The fish communities in the Horns Reef area showed significant seasonal variation. Species richness and abundance was low in spring compared to autumn and especially the unusually cold winter 2009- 2010 significantly affected the fish communities both in the wind farm area and in the control area. In general fish abundances and species richness seem to increase with increasing depth, increasing the significance of deployed turbine structures at greater depths as refuge areas for fish. Use of telemetrics in Dutch studies has shown a behavioural response where cod (Gadus morhua) move in and out amongst the hard structures of offshore wind farm foundations.
Horns Rev are a habitat to sandeels which are a highly abundant group of fish species that, due to its vast abundances and high oil content, plays an inevitable key role in the North Sea ecosystem and as a commercially viable species. Although pronounced seasonal and day/night (diurnal) effects on sandeel catchability was found, the results revealed no indication that the construction of the Horns Rev I wind farm had a detrimental long-term effect on the overall occurrence of sandeels. However, a short-term effect was detected in March 2004, mainly due to a temporary increase in juveniles primarily of the greater sandeel (Hyperoplus lanceolatus), which completely dominated the sandeel community at the Horns Reef area.
Sandeels are closely associated to the fraction of fine pure sand in seabed sediments and only seabeds with fractions of finer particles of silt and clay below a critical limit of 2% provide suitable sandeel habitats. Although the highest value for the fine particle fraction was found in the control site, no significant changes in the seabed sediment composition was detected after the construction of the wind farm, except for 2004, where a higher fraction of gravel was found inside the wind farm area. The weight fraction of silt and clay in the sediment was generally below 1%. The present study indicates that wind farms represent neither a threat nor a direct benefit to sandeels in near-shore areas dominated by greater sandeel, although the recruitment of greater sandeel, which are self reproducing in the Horns Reef area, might benefit specifically from the exclusion of fisheries in the wind farm area.

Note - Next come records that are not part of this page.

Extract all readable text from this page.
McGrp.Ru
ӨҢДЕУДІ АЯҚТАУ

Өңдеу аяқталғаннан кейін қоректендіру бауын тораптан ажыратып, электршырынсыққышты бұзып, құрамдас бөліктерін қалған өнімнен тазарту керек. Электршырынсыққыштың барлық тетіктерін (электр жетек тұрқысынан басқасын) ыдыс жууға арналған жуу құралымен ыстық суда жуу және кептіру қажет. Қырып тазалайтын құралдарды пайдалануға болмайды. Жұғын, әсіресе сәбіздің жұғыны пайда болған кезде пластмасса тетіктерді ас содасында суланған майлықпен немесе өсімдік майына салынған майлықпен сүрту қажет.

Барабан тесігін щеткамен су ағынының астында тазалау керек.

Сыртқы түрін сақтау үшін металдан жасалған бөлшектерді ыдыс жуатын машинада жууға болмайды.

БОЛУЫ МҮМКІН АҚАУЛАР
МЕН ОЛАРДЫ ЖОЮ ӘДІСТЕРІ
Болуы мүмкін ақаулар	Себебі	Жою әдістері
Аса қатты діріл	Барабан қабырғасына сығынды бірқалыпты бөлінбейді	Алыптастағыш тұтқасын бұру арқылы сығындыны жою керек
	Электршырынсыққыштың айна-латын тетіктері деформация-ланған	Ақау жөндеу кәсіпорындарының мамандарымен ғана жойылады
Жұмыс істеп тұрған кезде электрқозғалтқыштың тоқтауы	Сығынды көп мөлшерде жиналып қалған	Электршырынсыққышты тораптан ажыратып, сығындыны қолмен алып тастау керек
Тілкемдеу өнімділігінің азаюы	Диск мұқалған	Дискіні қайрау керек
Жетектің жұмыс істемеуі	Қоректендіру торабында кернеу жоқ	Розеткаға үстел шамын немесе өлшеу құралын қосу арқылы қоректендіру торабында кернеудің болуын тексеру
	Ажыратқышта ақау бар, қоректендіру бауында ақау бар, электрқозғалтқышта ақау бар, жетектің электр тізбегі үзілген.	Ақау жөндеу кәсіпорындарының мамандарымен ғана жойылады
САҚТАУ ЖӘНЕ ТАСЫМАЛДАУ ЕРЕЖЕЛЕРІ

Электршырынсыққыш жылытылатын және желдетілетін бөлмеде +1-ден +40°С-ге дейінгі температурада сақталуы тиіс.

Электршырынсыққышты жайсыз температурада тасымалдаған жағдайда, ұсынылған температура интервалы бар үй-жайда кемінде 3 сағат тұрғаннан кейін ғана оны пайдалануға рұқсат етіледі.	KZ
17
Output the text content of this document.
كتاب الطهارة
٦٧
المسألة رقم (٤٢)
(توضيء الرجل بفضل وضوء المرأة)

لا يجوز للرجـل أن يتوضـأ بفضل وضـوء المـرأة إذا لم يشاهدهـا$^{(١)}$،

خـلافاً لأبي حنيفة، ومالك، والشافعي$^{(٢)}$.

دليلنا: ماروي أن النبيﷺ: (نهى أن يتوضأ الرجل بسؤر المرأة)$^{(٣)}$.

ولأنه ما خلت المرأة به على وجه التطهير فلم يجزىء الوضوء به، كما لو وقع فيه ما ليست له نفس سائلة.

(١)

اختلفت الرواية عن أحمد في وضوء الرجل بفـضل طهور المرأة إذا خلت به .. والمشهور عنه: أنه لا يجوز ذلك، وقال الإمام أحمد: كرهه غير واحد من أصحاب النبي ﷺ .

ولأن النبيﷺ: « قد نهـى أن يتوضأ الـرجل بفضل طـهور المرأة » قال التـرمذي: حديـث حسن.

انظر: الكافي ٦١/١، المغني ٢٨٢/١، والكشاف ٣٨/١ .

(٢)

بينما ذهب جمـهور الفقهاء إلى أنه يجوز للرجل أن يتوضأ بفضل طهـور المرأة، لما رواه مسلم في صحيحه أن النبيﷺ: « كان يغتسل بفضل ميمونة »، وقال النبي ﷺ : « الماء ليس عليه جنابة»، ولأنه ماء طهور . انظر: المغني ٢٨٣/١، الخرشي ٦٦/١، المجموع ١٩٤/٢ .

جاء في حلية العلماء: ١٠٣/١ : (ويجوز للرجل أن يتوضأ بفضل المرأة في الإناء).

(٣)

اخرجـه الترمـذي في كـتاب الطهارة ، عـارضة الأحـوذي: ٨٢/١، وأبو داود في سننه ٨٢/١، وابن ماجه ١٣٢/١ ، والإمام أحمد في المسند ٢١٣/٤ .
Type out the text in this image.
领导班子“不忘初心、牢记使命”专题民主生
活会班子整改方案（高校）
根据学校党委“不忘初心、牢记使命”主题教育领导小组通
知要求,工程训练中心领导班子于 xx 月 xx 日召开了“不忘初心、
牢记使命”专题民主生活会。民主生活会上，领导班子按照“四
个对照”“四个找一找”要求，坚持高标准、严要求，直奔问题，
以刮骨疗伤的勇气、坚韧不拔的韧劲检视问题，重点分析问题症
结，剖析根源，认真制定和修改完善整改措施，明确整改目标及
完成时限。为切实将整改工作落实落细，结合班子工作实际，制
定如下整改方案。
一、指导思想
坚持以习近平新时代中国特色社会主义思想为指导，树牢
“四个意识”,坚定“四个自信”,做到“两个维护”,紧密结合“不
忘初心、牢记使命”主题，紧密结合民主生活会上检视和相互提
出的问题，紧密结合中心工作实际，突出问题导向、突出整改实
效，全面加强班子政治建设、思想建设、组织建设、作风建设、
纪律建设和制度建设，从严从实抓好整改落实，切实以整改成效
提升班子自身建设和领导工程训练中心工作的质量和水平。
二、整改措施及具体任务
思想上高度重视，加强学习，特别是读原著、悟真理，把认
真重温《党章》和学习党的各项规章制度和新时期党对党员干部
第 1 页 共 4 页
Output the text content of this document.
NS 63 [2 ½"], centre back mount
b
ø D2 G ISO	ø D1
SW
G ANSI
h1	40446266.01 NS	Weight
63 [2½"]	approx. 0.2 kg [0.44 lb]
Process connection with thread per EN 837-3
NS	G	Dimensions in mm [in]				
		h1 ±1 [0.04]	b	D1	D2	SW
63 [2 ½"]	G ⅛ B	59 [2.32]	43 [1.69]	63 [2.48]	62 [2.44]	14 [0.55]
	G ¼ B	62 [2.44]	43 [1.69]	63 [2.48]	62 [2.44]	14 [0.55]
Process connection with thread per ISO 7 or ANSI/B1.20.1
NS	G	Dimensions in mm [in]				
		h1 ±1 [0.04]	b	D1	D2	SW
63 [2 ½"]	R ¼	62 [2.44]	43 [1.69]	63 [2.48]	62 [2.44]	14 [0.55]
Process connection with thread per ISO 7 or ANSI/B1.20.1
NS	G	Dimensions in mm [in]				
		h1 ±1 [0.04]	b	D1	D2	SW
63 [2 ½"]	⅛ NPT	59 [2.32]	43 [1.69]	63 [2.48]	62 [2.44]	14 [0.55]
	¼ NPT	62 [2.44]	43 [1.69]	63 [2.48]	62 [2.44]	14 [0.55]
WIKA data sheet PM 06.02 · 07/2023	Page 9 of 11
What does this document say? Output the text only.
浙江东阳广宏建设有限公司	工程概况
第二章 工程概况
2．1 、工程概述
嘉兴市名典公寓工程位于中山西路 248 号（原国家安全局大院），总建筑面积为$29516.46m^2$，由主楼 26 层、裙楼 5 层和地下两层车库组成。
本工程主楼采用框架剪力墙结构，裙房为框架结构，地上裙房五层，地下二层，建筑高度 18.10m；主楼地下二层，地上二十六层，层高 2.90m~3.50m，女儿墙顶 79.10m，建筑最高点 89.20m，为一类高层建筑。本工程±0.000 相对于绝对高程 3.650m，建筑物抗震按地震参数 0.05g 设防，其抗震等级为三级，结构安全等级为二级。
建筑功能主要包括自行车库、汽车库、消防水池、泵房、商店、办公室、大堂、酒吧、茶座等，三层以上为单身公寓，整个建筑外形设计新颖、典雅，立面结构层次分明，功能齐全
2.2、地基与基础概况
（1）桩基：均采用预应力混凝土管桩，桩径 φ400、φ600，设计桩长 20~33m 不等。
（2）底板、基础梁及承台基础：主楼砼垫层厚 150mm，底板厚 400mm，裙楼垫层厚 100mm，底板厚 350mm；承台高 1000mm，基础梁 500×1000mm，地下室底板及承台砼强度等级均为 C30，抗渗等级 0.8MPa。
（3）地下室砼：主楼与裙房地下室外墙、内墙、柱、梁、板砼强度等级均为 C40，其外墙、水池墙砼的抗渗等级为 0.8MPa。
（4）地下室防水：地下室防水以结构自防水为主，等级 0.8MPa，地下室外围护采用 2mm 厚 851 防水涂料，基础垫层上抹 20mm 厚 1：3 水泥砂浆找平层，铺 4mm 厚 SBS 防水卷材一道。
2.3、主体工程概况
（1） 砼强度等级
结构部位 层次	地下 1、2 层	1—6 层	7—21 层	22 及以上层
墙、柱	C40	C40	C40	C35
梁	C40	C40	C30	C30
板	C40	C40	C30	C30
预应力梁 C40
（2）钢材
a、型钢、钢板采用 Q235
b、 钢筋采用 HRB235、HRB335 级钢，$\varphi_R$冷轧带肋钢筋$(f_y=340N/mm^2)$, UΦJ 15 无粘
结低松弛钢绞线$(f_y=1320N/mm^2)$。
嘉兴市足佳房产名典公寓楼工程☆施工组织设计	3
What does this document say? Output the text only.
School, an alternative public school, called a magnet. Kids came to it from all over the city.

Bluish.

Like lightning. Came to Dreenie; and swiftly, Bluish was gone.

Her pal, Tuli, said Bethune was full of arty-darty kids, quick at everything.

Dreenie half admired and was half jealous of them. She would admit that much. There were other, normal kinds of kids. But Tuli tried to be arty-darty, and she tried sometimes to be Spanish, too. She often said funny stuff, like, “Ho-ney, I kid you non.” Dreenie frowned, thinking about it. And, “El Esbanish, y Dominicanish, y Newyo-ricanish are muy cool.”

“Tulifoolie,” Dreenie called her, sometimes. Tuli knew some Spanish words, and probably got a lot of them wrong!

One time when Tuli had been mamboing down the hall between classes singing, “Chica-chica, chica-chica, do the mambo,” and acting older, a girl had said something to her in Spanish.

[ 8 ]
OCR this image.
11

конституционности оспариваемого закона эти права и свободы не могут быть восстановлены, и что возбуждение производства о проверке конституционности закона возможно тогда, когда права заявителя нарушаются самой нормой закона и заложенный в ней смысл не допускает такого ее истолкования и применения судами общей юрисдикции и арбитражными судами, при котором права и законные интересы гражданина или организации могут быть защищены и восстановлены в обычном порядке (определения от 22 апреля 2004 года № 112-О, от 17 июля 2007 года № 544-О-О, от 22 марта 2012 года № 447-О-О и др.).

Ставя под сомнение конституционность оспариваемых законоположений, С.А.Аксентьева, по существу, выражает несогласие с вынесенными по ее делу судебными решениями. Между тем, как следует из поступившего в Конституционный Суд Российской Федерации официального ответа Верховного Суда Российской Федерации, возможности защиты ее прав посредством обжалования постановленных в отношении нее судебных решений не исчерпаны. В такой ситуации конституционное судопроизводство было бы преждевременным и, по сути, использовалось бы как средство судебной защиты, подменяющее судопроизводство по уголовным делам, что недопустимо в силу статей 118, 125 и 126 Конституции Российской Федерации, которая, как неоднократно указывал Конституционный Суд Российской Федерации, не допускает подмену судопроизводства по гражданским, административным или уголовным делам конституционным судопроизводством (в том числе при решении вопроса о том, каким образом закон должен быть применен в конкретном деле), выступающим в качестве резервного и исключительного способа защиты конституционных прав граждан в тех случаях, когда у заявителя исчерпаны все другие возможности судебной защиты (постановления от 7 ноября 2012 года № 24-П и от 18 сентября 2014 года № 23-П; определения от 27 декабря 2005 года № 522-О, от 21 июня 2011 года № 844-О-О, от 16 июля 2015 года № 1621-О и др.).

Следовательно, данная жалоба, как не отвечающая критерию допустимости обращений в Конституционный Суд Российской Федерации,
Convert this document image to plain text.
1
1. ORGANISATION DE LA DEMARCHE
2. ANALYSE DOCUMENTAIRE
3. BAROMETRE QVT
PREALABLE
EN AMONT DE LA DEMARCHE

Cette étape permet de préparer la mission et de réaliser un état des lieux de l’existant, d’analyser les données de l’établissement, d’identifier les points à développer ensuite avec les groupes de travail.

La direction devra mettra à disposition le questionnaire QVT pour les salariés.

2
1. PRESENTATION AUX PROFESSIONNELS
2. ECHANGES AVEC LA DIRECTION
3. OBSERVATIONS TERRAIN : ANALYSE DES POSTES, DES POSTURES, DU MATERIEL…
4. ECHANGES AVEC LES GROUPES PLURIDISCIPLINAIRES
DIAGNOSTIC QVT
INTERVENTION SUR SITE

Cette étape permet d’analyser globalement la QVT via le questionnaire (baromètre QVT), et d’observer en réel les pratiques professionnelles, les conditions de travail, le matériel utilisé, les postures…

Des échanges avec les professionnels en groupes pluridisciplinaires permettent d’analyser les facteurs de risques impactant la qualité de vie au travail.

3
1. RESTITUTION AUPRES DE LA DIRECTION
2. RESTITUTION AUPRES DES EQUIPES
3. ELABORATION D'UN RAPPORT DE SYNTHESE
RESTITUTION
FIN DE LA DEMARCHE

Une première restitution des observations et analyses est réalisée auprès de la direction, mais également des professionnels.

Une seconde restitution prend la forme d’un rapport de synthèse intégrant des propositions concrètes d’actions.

Experiences from post construction studies concerning effects on fish communities from offshore wind farm development are rare or almost missing, why no attempt was made to involve an appropriate Population Viability Assessment (PVA) to appraise effects of increased suitable habitat for certain reef species or effects of exclusion of fisheries on sandeel populations. Cumulative effects of more wind farms in the area may be an increase in recruitment of reef habitat fishes and ecological rehabilitation of habitats due to the exclusion of fisheries in larger areas suitable for sandeels. The cumulative effect of introducing vertical structures in deeper waters may be an aggregation of larger gadoids in this area.